По профессии я — психиатр; и именно моя профессия свела меня с человеком, изменившим мою жизнь. В местной психиатрической клинике, как впрочем, и во всех других, была острая нехватка кадров и, поэтому на работу меня взяли в первый же день и даже выделили (в кредит, конечно же) небольшую комнату в гостинице неподалеку. Мои новые сослуживцы были очень удивлены, что в первый день работы я решил познакомиться не с ними, а со своими подопечными. А какой толк знакомиться с сослуживцами, они все нормальные люди, а я приехал в этот город, чтобы развеять скуку, получить новые впечатления и ощущения и естественно увеличить свои познания в области психиатрии. О, да! Как раз тут я и встретил человека, которого не забуду до конца своих дней. Даже через много лет после пережитого мне снятся кошмары. Причем кошмары эти настолько ужасны, что я просыпаюсь по ночам от собственного оглушительного вопля ужаса, весь в холодном поту, а руки и ноги трясутся так, будто на меня напала болезнь Паркинсона. Да и из старых шрамов до сих пор сочится черная кровь.

Он был одним из пациентов той клиники. Диагноз его выглядел совершенно обычно: «Полная апатия к окружающей действительности с острыми приступами паранойи вследствие глубочайшей психической травмы. Происхождение травмы не установлено». Именно это «не установлено» и интересовало меня.
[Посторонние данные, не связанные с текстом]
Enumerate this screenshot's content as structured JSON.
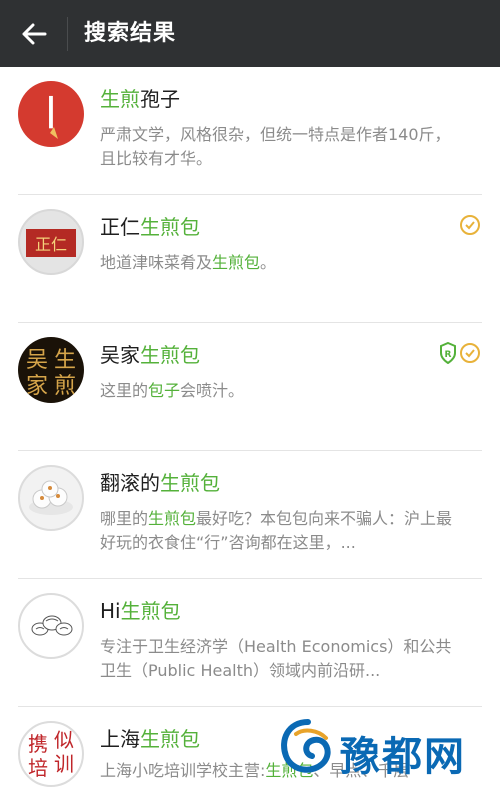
{
  "header": {
    "title": "搜索结果",
    "back_icon": "arrow-left-icon"
  },
  "results": [
    {
      "name_pre": "",
      "name_hl": "生煎",
      "name_post": "孢子",
      "desc_plain": "严肃文学，风格很杂，但统一特点是作者140斤，且比较有才华。",
      "badges": []
    },
    {
      "name_pre": "正仁",
      "name_hl": "生煎包",
      "name_post": "",
      "desc_pre": "地道津味菜肴及",
      "desc_hl": "生煎包",
      "desc_post": "。",
      "badges": [
        "verified"
      ]
    },
    {
      "name_pre": "吴家",
      "name_hl": "生煎包",
      "name_post": "",
      "desc_pre": "这里的",
      "desc_hl": "包子",
      "desc_post": "会喷汁。",
      "badges": [
        "registered-shield",
        "verified"
      ]
    },
    {
      "name_pre": "翻滚的",
      "name_hl": "生煎包",
      "name_post": "",
      "desc_pre": "哪里的",
      "desc_hl": "生煎包",
      "desc_post": "最好吃？本包包向来不骗人：沪上最好玩的衣食住“行”咨询都在这里，...",
      "badges": []
    },
    {
      "name_pre": "Hi",
      "name_hl": "生煎包",
      "name_post": "",
      "desc_plain": "专注于卫生经济学（Health Economics）和公共卫生（Public Health）领域内前沿研...",
      "badges": []
    },
    {
      "name_pre": "上海",
      "name_hl": "生煎包",
      "name_post": "",
      "desc_pre": "上海小吃培训学校主营:",
      "desc_hl": "生煎包",
      "desc_post": "、早点、千层",
      "badges": []
    }
  ],
  "avatars": {
    "a1": "丨",
    "a2": "正仁",
    "a3": [
      "吴",
      "生",
      "家",
      "煎"
    ],
    "a6": [
      "携",
      "似",
      "培",
      "训"
    ]
  },
  "watermark": {
    "text": "豫都网"
  },
  "colors": {
    "highlight": "#54b13a",
    "header_bg": "#2f3133",
    "badge": "#e8b23a"
  }
}
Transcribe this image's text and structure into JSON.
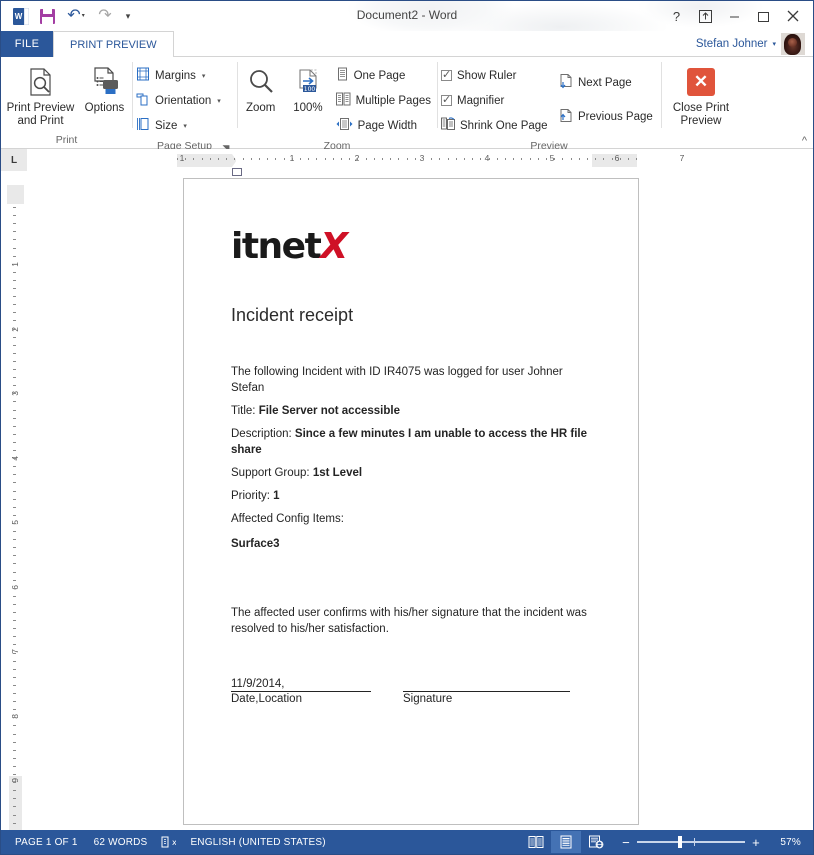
{
  "window": {
    "title": "Document2 - Word",
    "help_label": "?",
    "ribbon_display_label": "ribbon-display-options",
    "minimize_label": "–",
    "restore_label": "❐",
    "close_label": "✕"
  },
  "quick_access": {
    "word_icon": "word-icon",
    "save_label": "save-icon",
    "undo_label": "undo-icon",
    "redo_label": "redo-icon",
    "customize_label": "customize-quick-access-toolbar-icon"
  },
  "tabs": {
    "file": "FILE",
    "active": "PRINT PREVIEW"
  },
  "account": {
    "name": "Stefan Johner",
    "caret": "▾"
  },
  "ribbon": {
    "collapse_icon": "^",
    "groups": [
      {
        "label": "Print",
        "items": [
          {
            "label": "Print Preview\nand Print",
            "icon": "print-preview-icon"
          },
          {
            "label": "Options",
            "icon": "printer-options-icon"
          }
        ]
      },
      {
        "label": "Page Setup",
        "dialog_launcher": "◥",
        "items": [
          {
            "label": "Margins",
            "icon": "margins-icon",
            "caret": "▾"
          },
          {
            "label": "Orientation",
            "icon": "orientation-icon",
            "caret": "▾"
          },
          {
            "label": "Size",
            "icon": "size-icon",
            "caret": "▾"
          }
        ]
      },
      {
        "label": "Zoom",
        "items": [
          {
            "label": "Zoom",
            "icon": "magnifier-icon"
          },
          {
            "label": "100%",
            "icon": "zoom-100-icon"
          },
          {
            "label": "One Page",
            "icon": "one-page-icon"
          },
          {
            "label": "Multiple Pages",
            "icon": "multiple-pages-icon"
          },
          {
            "label": "Page Width",
            "icon": "page-width-icon"
          }
        ]
      },
      {
        "label": "Preview",
        "items": [
          {
            "label": "Show Ruler",
            "checked": true
          },
          {
            "label": "Magnifier",
            "checked": true
          },
          {
            "label": "Shrink One Page",
            "icon": "shrink-one-page-icon"
          },
          {
            "label": "Next Page",
            "icon": "next-page-icon"
          },
          {
            "label": "Previous Page",
            "icon": "previous-page-icon"
          }
        ]
      },
      {
        "label": "",
        "items": [
          {
            "label": "Close Print\nPreview",
            "icon": "close-print-preview-icon"
          }
        ]
      }
    ],
    "labels": {
      "print": "Print",
      "page_setup": "Page Setup",
      "zoom": "Zoom",
      "preview": "Preview",
      "print_preview_and_print": "Print Preview and Print",
      "print_preview_line1": "Print Preview",
      "print_preview_line2": "and Print",
      "options": "Options",
      "margins": "Margins",
      "orientation": "Orientation",
      "size": "Size",
      "zoom_btn": "Zoom",
      "zoom_100": "100%",
      "one_page": "One Page",
      "multiple_pages": "Multiple Pages",
      "page_width": "Page Width",
      "show_ruler": "Show Ruler",
      "magnifier": "Magnifier",
      "shrink_one_page": "Shrink One Page",
      "next_page": "Next Page",
      "previous_page": "Previous Page",
      "close_print_line1": "Close Print",
      "close_print_line2": "Preview"
    }
  },
  "ruler": {
    "corner_tab_label": "L",
    "h_numbers": [
      "1",
      "1",
      "2",
      "3",
      "4",
      "5",
      "6",
      "7"
    ],
    "v_numbers": [
      "1",
      "2",
      "3",
      "4",
      "5",
      "6",
      "7",
      "8",
      "9"
    ]
  },
  "document": {
    "logo_black": "itnet",
    "logo_red": "X",
    "heading": "Incident receipt",
    "intro": "The following Incident with ID IR4075 was logged for user Johner Stefan",
    "fields": [
      {
        "label": "Title: ",
        "value": "File Server not accessible"
      },
      {
        "label": "Description: ",
        "value": "Since a few minutes I am unable to access the HR file share"
      },
      {
        "label": "Support Group: ",
        "value": "1st Level"
      },
      {
        "label": "Priority: ",
        "value": "1"
      }
    ],
    "config_items_label": "Affected Config Items:",
    "config_items_value": "Surface3",
    "confirmation": "The affected user confirms with his/her signature that the incident was resolved to his/her satisfaction.",
    "date_value": "11/9/2014,",
    "date_caption": "Date,Location",
    "signature_blank": "",
    "signature_caption": "Signature"
  },
  "status_bar": {
    "page": "PAGE 1 OF 1",
    "words": "62 WORDS",
    "proofing_icon": "proofing-errors-icon",
    "language": "ENGLISH (UNITED STATES)",
    "view_read_mode": "read-mode-icon",
    "view_print_layout": "print-layout-icon",
    "view_web_layout": "web-layout-icon",
    "zoom_out": "−",
    "zoom_in": "+",
    "zoom_level": "57%"
  },
  "colors": {
    "word_blue": "#2b579a",
    "accent_red": "#e0543b",
    "logo_red": "#cf1126",
    "status_bar": "#2b579a"
  }
}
Пришлось подробнейшим образом изучить все данные об этом человеке, имеющиеся в больнице. Меня поразило множество белых пятен в его биографии. Я две недели наблюдал за ним через камеры охраны и смотровое окошко в двери палаты. Он представлял собой жалкое зрелище: был худ и бледен, больничные одежды висели на нем мешками, сухие бледные пальцы рук все время копошились друг в друге, как два умирающих паука. Длинные, спутанные, изжелта белые волосы выдавали в этом несчастном некогда привлекательного блондина. Лоб, густо изборожденный морщинами, острый подбородок, бледно-желтый цвет лица и глаза! Никогда в жизни я не видел таких страшных глаз. Когда он смотрел на меня, я думал, что умру от ужаса. Казалось, он может убивать глазами.
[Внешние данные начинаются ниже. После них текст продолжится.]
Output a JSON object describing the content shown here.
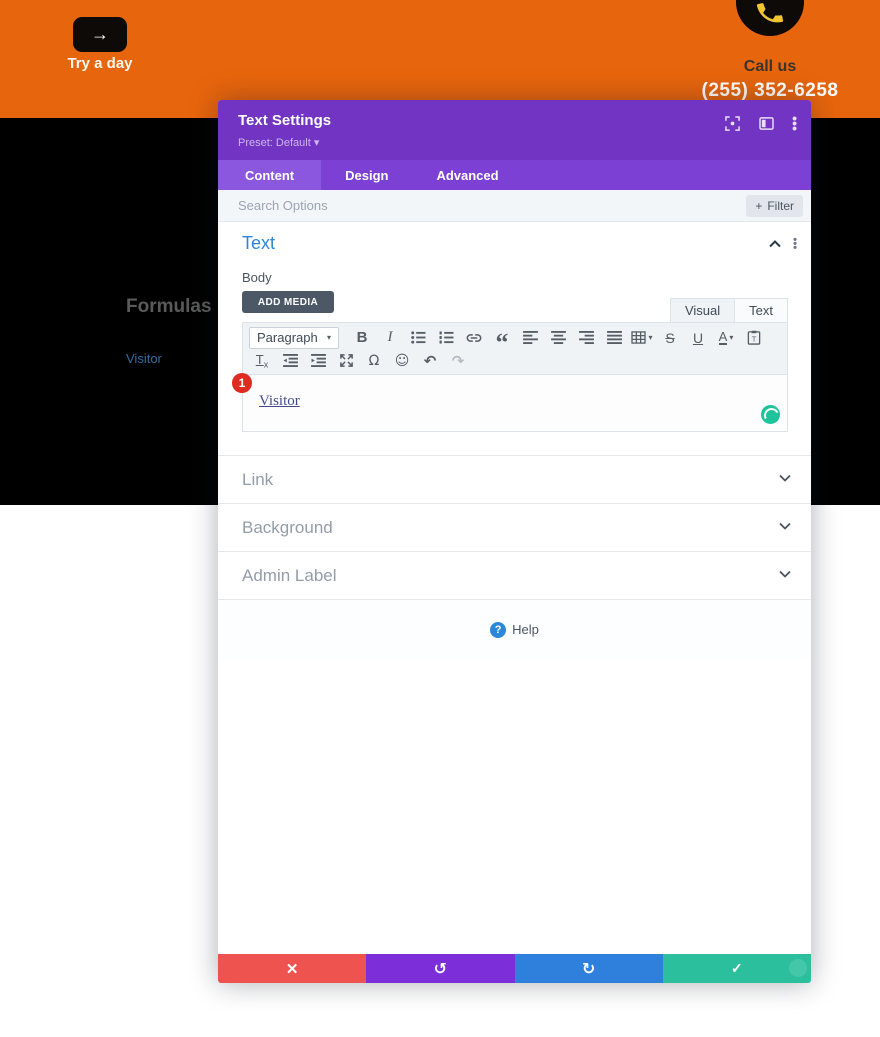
{
  "page": {
    "hero": {
      "arrow": "→",
      "try_label": "Try a day",
      "call_us": "Call us",
      "phone_number": "(255) 352-6258"
    },
    "nav": {
      "heading": "Formulas",
      "visitor_link": "Visitor"
    }
  },
  "modal": {
    "title": "Text Settings",
    "preset": "Preset: Default ▾",
    "tabs": [
      "Content",
      "Design",
      "Advanced"
    ],
    "search": {
      "placeholder": "Search Options",
      "filter_plus": "+",
      "filter_label": "Filter"
    },
    "text_section": {
      "title": "Text",
      "body_label": "Body",
      "add_media_label": "ADD MEDIA",
      "editor_tabs": [
        "Visual",
        "Text"
      ],
      "paragraph_label": "Paragraph",
      "badge_count": "1",
      "content_link_text": "Visitor"
    },
    "collapsed_sections": [
      {
        "label": "Link"
      },
      {
        "label": "Background"
      },
      {
        "label": "Admin Label"
      }
    ],
    "help": {
      "q": "?",
      "label": "Help"
    }
  },
  "icons": {
    "kebab": "⋮",
    "bold": "B",
    "italic": "I",
    "blockquote": "“",
    "strikethrough": "S",
    "underline": "U",
    "textcolor": "A",
    "caret": "▾",
    "clear_format_t": "T",
    "clear_format_x": "x",
    "omega": "Ω",
    "emoticon": "☺",
    "undo": "↶",
    "redo": "↷",
    "action_close": "✕",
    "action_undo": "↺",
    "action_redo": "↻",
    "action_save": "✓"
  },
  "colors": {
    "hero_orange": "#E7650D",
    "band_black": "#000000",
    "header_purple": "#7134C3",
    "tabrow_purple": "#7C40D4",
    "active_tab_purple": "#8B57DE",
    "section_blue": "#2B87DA",
    "action_red": "#EF5350",
    "action_purple": "#7C2FD9",
    "action_blue": "#2F80DC",
    "action_green": "#2BBF9E",
    "badge_red": "#DF2B20",
    "grammarly_green": "#1EC39B",
    "phone_yellow": "#F2C530"
  }
}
Чтобы хоть что-нибудь разузнать о нем, я опросил весь персонал клиники от директора до работника котельной. Но никто не мог сказать ничего определенного. Удалось узнать только, что все в больнице зовут его Бешеный и еще, что пару раз в год у него случаются приступы ярости и в это время к нему никто не смеет подойти. «И что, вы не вводите ему никаких препаратов, чтобы остановить приступ?», — спросил я и услышал удивительный ответ: «Пробовали пару раз. Первый раз он выбил дверь палаты и одним движением руки снес голову дежурного санитара. После этого мы модернизировали его дверь так, что она выдержит пушечный выстрел в упор. А во второй раз он оторвал руки санитарам, которые его держали. С тех пор мы перестали его трогать и оставили даже мечты о его выздоровлении». «А если вводить препараты перед приступом?», — не унимался я. «Дело в том, что приступы происходят нерегулярно. Однажды у него было даже два приступа в один день, так Бешеный чуть не проломил стену в соседнюю камеру».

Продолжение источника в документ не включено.